量子科学技術研究開発機構(QST)とNTTの両者は3月17日、大型核融合装置のプラズマ閉じ込め磁場に適用するための、複数のAIを条件ごとに切り替えて活用するプラズマ予測手法を確立したと共同で発表した。
革新的な環境エネルギー技術の創出を目的として、QSTとNTTは2020年に連携協力協定を締結。今回の研究では、QSTはプラズマ制御の知見に基づくロジックの設計や物理解析コードの提供、核融合のために日欧共同で運用している世界最大のトカマク型超伝導プラズマ実験装置「JT-60SA」の実データへの適用を担当した一方で、NTTは、AIの技術提案やモデル設計を担当した。
フランスでは現在、日本を含む30か国以上による国際協力プロジェクトとして、フュージョン(核融合)エネルギーの実現を目指す実験炉「ITER(イーター)」が建設中だ。
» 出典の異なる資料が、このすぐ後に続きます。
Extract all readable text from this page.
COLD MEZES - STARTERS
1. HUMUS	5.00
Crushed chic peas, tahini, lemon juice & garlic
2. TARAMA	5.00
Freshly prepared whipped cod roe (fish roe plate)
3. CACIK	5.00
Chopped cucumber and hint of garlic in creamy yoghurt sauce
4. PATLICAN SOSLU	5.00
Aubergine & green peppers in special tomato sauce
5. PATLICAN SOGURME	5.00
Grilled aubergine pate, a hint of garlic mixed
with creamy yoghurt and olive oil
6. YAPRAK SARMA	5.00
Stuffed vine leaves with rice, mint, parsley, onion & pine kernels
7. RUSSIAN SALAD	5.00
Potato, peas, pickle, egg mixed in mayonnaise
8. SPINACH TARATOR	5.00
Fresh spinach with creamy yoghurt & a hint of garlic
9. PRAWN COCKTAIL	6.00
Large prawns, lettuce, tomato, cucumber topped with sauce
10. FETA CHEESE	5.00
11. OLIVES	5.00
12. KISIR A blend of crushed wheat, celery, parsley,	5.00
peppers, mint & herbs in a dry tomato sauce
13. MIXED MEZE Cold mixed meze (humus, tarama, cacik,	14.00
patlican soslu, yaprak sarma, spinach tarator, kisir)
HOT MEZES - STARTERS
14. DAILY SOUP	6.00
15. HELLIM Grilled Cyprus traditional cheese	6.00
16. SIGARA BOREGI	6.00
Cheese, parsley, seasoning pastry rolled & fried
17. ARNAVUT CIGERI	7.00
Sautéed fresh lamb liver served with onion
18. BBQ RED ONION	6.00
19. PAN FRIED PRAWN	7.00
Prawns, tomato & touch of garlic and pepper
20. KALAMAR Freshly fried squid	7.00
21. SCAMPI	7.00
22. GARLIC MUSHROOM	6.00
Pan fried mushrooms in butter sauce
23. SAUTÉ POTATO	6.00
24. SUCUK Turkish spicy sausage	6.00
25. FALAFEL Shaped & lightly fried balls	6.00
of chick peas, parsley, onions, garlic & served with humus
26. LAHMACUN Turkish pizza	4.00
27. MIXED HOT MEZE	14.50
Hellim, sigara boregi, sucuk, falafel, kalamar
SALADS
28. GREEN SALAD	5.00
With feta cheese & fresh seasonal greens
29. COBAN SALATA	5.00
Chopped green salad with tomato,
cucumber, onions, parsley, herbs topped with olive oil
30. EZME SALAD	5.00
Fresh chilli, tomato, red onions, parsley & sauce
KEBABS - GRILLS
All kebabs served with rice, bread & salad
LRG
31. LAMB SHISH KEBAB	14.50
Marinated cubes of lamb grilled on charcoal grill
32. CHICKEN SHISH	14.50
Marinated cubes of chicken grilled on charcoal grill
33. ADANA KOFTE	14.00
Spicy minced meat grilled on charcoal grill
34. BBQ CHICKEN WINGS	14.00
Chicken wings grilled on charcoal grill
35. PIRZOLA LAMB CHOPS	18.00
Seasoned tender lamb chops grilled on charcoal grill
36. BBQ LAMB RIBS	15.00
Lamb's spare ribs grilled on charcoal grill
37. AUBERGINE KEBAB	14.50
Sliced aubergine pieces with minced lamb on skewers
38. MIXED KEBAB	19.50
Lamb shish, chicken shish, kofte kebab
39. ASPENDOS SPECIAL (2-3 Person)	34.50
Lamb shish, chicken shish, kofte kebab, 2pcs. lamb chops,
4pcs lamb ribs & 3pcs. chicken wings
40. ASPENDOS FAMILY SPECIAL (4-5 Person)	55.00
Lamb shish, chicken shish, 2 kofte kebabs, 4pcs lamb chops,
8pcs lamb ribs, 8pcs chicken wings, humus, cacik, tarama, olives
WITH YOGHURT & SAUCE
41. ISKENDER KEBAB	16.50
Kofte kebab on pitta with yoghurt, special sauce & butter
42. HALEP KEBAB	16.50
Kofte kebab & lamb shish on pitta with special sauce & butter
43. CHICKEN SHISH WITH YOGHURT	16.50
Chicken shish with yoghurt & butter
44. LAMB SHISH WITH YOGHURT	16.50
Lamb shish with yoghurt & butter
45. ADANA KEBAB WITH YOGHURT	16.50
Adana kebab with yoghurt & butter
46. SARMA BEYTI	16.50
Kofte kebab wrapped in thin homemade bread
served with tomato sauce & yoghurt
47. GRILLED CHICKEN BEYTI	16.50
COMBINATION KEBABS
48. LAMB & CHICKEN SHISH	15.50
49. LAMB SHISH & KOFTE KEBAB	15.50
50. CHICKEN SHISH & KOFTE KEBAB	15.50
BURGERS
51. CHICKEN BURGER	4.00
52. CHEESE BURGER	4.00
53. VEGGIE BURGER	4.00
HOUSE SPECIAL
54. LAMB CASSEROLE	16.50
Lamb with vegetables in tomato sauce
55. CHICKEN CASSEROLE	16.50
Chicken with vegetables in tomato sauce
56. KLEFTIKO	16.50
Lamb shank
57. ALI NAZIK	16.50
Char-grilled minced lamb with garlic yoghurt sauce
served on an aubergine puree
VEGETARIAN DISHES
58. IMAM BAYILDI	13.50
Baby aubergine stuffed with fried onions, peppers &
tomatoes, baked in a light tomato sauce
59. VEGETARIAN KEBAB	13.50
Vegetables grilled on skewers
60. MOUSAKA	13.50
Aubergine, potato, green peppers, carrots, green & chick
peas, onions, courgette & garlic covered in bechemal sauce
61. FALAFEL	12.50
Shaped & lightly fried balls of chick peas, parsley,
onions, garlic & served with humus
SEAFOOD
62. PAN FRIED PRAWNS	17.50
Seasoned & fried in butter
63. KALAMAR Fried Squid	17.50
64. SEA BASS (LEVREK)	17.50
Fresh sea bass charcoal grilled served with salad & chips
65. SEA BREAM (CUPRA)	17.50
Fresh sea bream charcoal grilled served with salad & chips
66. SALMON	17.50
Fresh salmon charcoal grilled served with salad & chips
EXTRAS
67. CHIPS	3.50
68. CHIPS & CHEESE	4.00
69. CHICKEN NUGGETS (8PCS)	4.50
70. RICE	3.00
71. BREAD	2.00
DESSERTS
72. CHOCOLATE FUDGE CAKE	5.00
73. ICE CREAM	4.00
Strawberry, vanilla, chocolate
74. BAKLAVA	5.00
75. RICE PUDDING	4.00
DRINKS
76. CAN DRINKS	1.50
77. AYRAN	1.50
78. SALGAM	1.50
ITERでは、核融合に必要な1億℃の高温プラズマを閉じ込める方式として、世界的に最も研究開発が進んでいる「トカマク方式」が採用されている。この方式では、プラズマ自身に大電流を流すことで発生する磁場を利用してプラズマを閉じ込める仕組みであるため、安定した核融合反応を持続させるにはプラズマ中に常に電流を流し続ける必要があるが、プラズマ中の電流や圧力などが原因で、プラズマの不安定性が引き起こされる可能性があった。ITER計画の次の段階として、フュージョンエネルギーの実用化に向けた原型炉の建設と安定運転を実現するためには、このようなプラズマの不安定性を事前に予測し、適切に制御する技術が不可欠となる。そのため、プラズマの制御に必要となる閉じ込め磁場を、計測された信号からリアルタイムかつ高精度に再構築する手法の確立が重要な課題となっていた。
そうした課題の解決に向け、QSTとNTTはこれまでの共同研究において、JT-60SAの制御への応用を目指し、最適化問題を扱うことに長けたAI技術を活用したプラズマ閉じ込め磁場の高精度評価手法を開発してきた。JT-60SAは、日欧共同で進めている、茨城県那珂市にあるQSTの施設に建設された、現時点で世界最大級のトカマク型超伝導プラズマ実験装置であり、約-269℃(絶対温度約4K)という極低温に冷却された強力な超伝導コイルを用いることで、1億℃にも達する超高温のプラズマを閉じ込めることが可能となる装置だ。